What is a Page Table?
A page table is a specialized hash map that maps contiguous virtual memory to contiguous physical memory. Then we can use a large array to store the page table. Finally, multi-level page tables help reduce memory usage by allowing lazy memory allocation.
Step 1: Mapping Contiguous Virtual Memory to Contiguous Physical Memory
Let’s simplify the problem further: mapping virtual memory to physical memory. In programming, we can use a hash map to achieve this.
uint64 virtual_memory_to_physical_memory(uint64 virtual_addr) {
// Each process has its own hash map, mapping the same virtual memory
// to different physical memory.
HashMap map = current_process_map();
return map[virtual_addr];
}
Due to spatial locality, we prefer to map contiguous virtual memory to contiguous physical memory. Instead of requiring the entire virtual memory to be contiguous in physical memory, we divide it into smaller units called pages. Within a page, all its virtual memory is mapped to the same physical memory page which fulfills performance requirements and allows us to allocate physical memory lazily.
Now, each page table entry corresponds to the starting address of a page.
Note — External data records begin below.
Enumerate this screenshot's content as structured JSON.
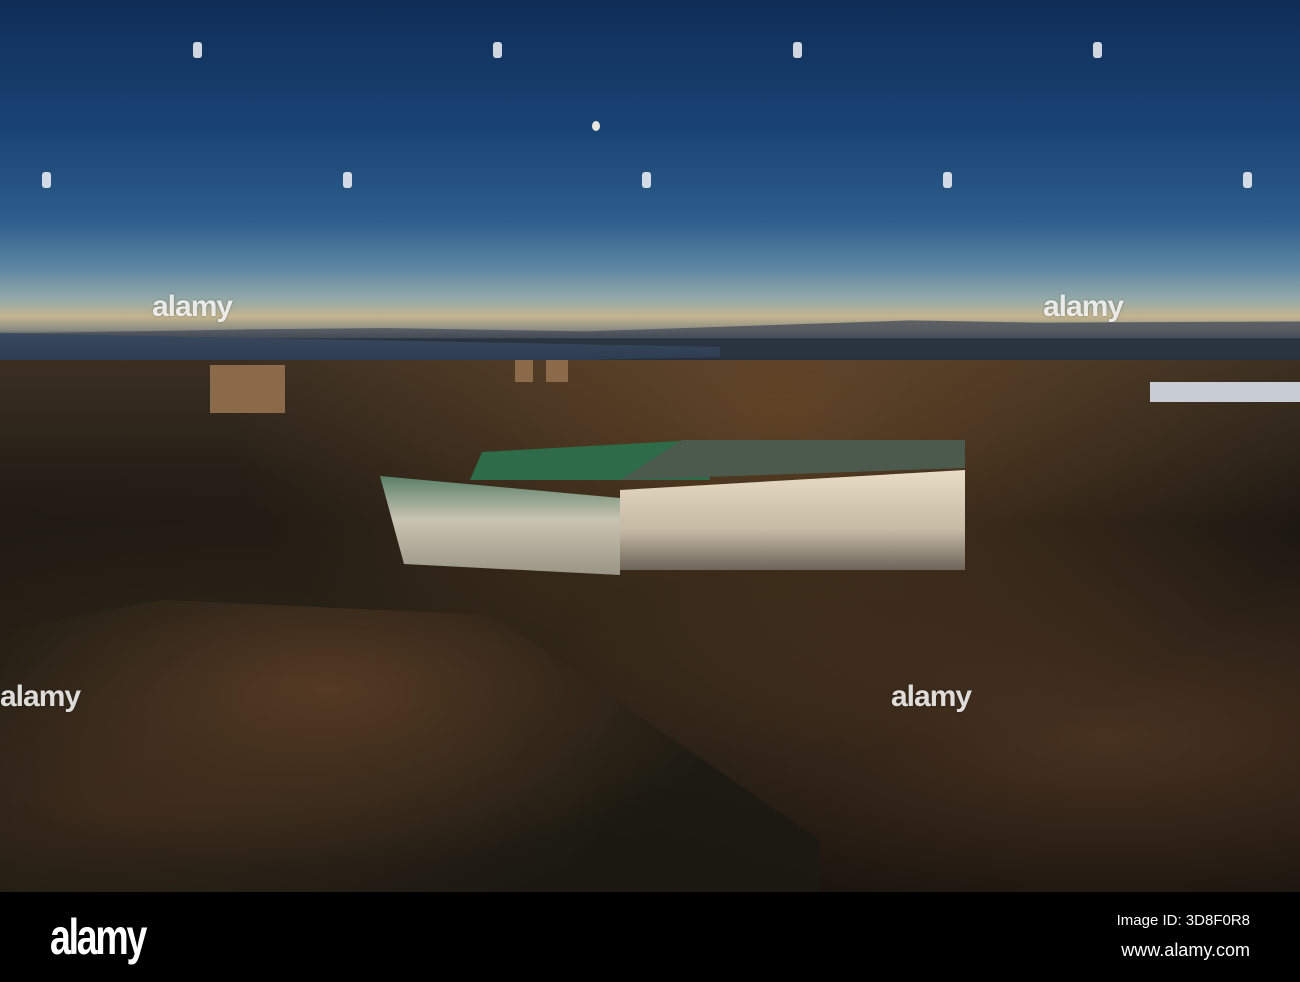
{
  "watermark": {
    "brand": "alamy"
  },
  "footer": {
    "logo": "alamy",
    "image_id": "Image ID: 3D8F0R8",
    "url": "www.alamy.com"
  }
}
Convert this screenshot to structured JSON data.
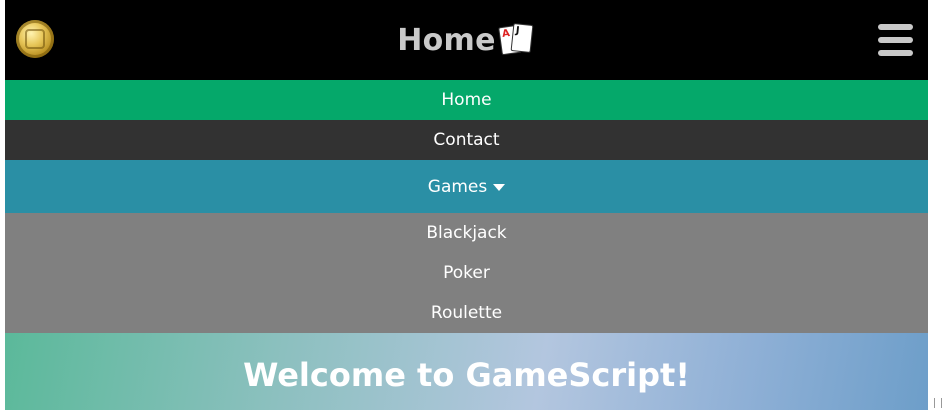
{
  "header": {
    "logo_icon": "gold-coin-icon",
    "title": "Home",
    "title_icon": "playing-cards-icon",
    "cards": {
      "ace": "A",
      "jack": "J"
    },
    "menu_icon": "hamburger-menu-icon"
  },
  "nav": {
    "home": "Home",
    "contact": "Contact",
    "games": "Games",
    "games_icon": "caret-down-icon",
    "games_submenu": [
      "Blackjack",
      "Poker",
      "Roulette"
    ]
  },
  "hero": {
    "title": "Welcome to GameScript!"
  },
  "colors": {
    "header_bg": "#000000",
    "home_bg": "#05a86a",
    "contact_bg": "#323232",
    "games_bg": "#2a8fa5",
    "dropdown_bg": "#808080",
    "title_text": "#c9c9c9"
  }
}
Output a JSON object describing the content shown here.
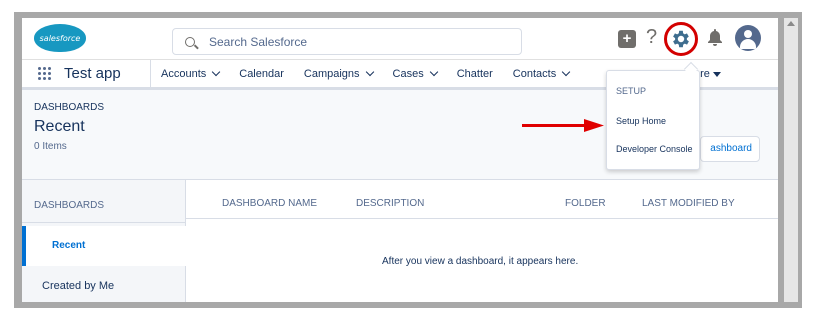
{
  "app": {
    "logo_text": "salesforce",
    "brand_color": "#1798c1"
  },
  "search": {
    "placeholder": "Search Salesforce"
  },
  "header_icons": [
    "plus-icon",
    "help-icon",
    "gear-icon",
    "bell-icon",
    "avatar"
  ],
  "nav": {
    "app_name": "Test app",
    "items": [
      {
        "label": "Accounts",
        "has_menu": true
      },
      {
        "label": "Calendar",
        "has_menu": false
      },
      {
        "label": "Campaigns",
        "has_menu": true
      },
      {
        "label": "Cases",
        "has_menu": true
      },
      {
        "label": "Chatter",
        "has_menu": false
      },
      {
        "label": "Contacts",
        "has_menu": true
      }
    ],
    "more_label": "ore"
  },
  "page_header": {
    "eyebrow": "DASHBOARDS",
    "title": "Recent",
    "count": "0 Items",
    "new_button_label": "ashboard"
  },
  "sidebar": {
    "heading": "DASHBOARDS",
    "items": [
      {
        "label": "Recent",
        "active": true
      },
      {
        "label": "Created by Me",
        "active": false
      }
    ]
  },
  "table": {
    "columns": [
      "DASHBOARD NAME",
      "DESCRIPTION",
      "FOLDER",
      "LAST MODIFIED BY"
    ],
    "empty_message": "After you view a dashboard, it appears here."
  },
  "setup_menu": {
    "heading": "SETUP",
    "items": [
      "Setup Home",
      "Developer Console"
    ]
  },
  "colors": {
    "accent": "#0070d2",
    "highlight_ring": "#d30000",
    "annotation_arrow": "#e00000"
  }
}
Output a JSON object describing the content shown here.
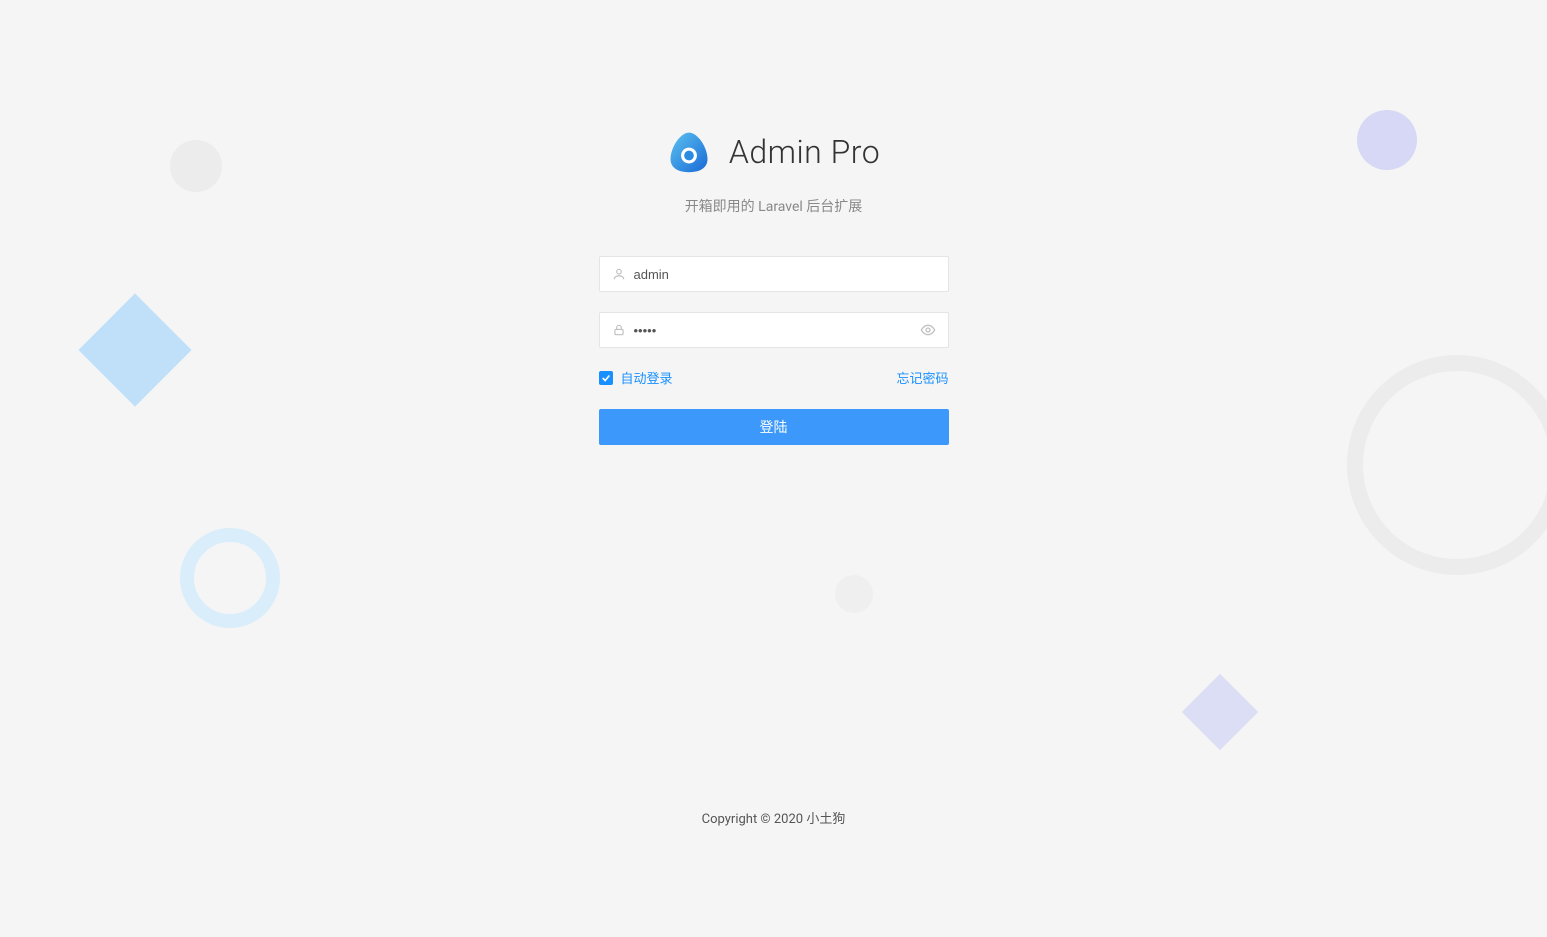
{
  "header": {
    "title": "Admin Pro",
    "subtitle": "开箱即用的 Laravel 后台扩展"
  },
  "form": {
    "username": {
      "value": "admin",
      "placeholder": ""
    },
    "password": {
      "value": "•••••",
      "placeholder": ""
    },
    "remember_label": "自动登录",
    "remember_checked": true,
    "forgot_label": "忘记密码",
    "submit_label": "登陆"
  },
  "footer": {
    "copyright": "Copyright © 2020 小土狗"
  },
  "icons": {
    "user": "user-icon",
    "lock": "lock-icon",
    "eye": "eye-icon",
    "logo": "logo-icon"
  }
}
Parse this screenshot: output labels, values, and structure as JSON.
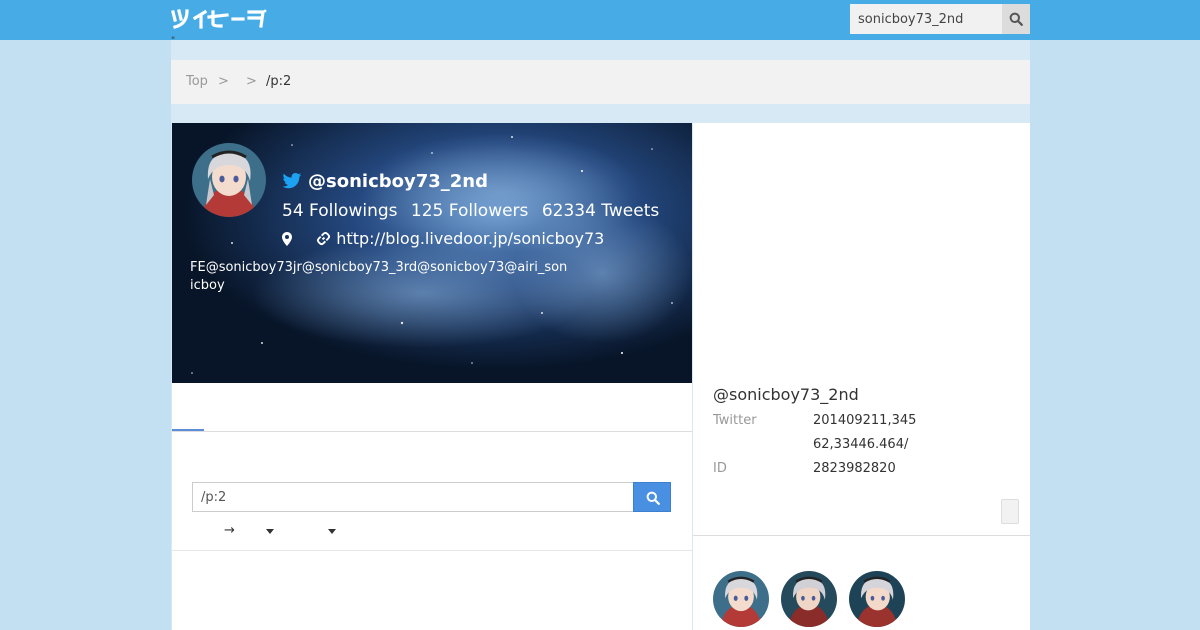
{
  "search": {
    "value": "sonicboy73_2nd"
  },
  "tiny_mark": "\"",
  "breadcrumb": {
    "top": "Top",
    "sep1": ">",
    "sep2": ">",
    "current": "/p:2"
  },
  "profile": {
    "handle": "@sonicboy73_2nd",
    "followings": "54 Followings",
    "followers": "125 Followers",
    "tweets": "62334 Tweets",
    "link": "http://blog.livedoor.jp/sonicboy73",
    "bio": " FE@sonicboy73jr@sonicboy73_3rd@sonicboy73@airi_sonicboy"
  },
  "query": {
    "value": "/p:2"
  },
  "controls": {
    "arrow": "→"
  },
  "info": {
    "name": "@sonicboy73_2nd",
    "twitter_label": "Twitter",
    "twitter_value_1": "201409211,345",
    "twitter_value_2": "62,33446.464/",
    "id_label": "ID",
    "id_value": "2823982820"
  },
  "colors": {
    "topbar": "#47abe6",
    "accent": "#4a90e2",
    "twitter": "#1da1f2"
  },
  "icons": [
    "logo-icon",
    "search-icon",
    "twitter-icon",
    "map-marker-icon",
    "link-icon",
    "avatar"
  ]
}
Assuming a page size of 4KB, the last 12 bits of the virtual address are irrelevant for determining the index.
uint64 index = virtual_addr >> 12;
The last 12 bits of the virtual address act as an offset. The mapping function now looks like this:
uint64 virtual_addr_to_physical_addr(uint64 virtual_addr) {
HashMap page_table = current_process_map();
uint64 index = virtual_addr >> 12;
uint64 offset = virtual_addr & 0xFFF;
return page_table[index] + offset;
}
Step 2: Representing the Page Table in Memory
Now let’s consider how to represent the hash map in memory. Since virtual_addr_to_physical_addr maps different virtual addresses to the starting addresses of physical pages and the indices are continuous, we can use an array to represent the hash map. Each array item is a page table entry (PTE).
In memory, the structure looks like this:
Step 3: Multi-Level Page Tables
From the above image, we notice an obvious problem: it needs to allocate a large page table, even though most of the virtual memory might not be in use. For example, to map 64GB of virtual memory to 4KB pages, we need an array of length 64 * 1024 * 1024 / 4 = 2 ^ 24. If each entry requires 8 bytes, the page table would require 32MB of memory.
To reduce memory usage, we can use multi-level page tables. For example, a two-level page table setup allows the root page table’s entries to point to secondary page tables. Using a 4KB page to store a page table, each can contain 2 ^ 12 addresses, pointing to other page tables. Each of these secondary page tables can map 512 × 4 KB = 2 MB of virtual memory. Thus, one root page table can map 2 × 512 = 1024MB or 1GB of virtual memory. Memory for secondary page tables is allocated only when necessary.
The function for two-level page tables is as follows:
uint64 virtual_addr_to_physical_addr(uint64 virtual_addr) {
uint64 *root_page_table = current_process_map();
uint64 root_index = (virtual_addr >> (9 + 12)) & 0x1FF;
uint64 *page_table = root_page_table[root_index];
uint64 page_table_index = (virtual_addr >> 12) & 0x1FF;
uint64 offset = virtual_addr & 0xFFF;
return page_table[page_table_index] + offset;
}
Others
There are many other aspects of page tables, such as storing page permissions in PTEs and using the Translation Lookaside Buffer (TLB) to cache PTEs. These topics are beyond the scope of this article but are covered in the xv6 textbook and the MIT operating systems course.
In computer science, many concepts appear complex at first. However, by breaking them into smaller steps, their underlying ideas become clear and manageable. Taking baby steps is often the golden rule.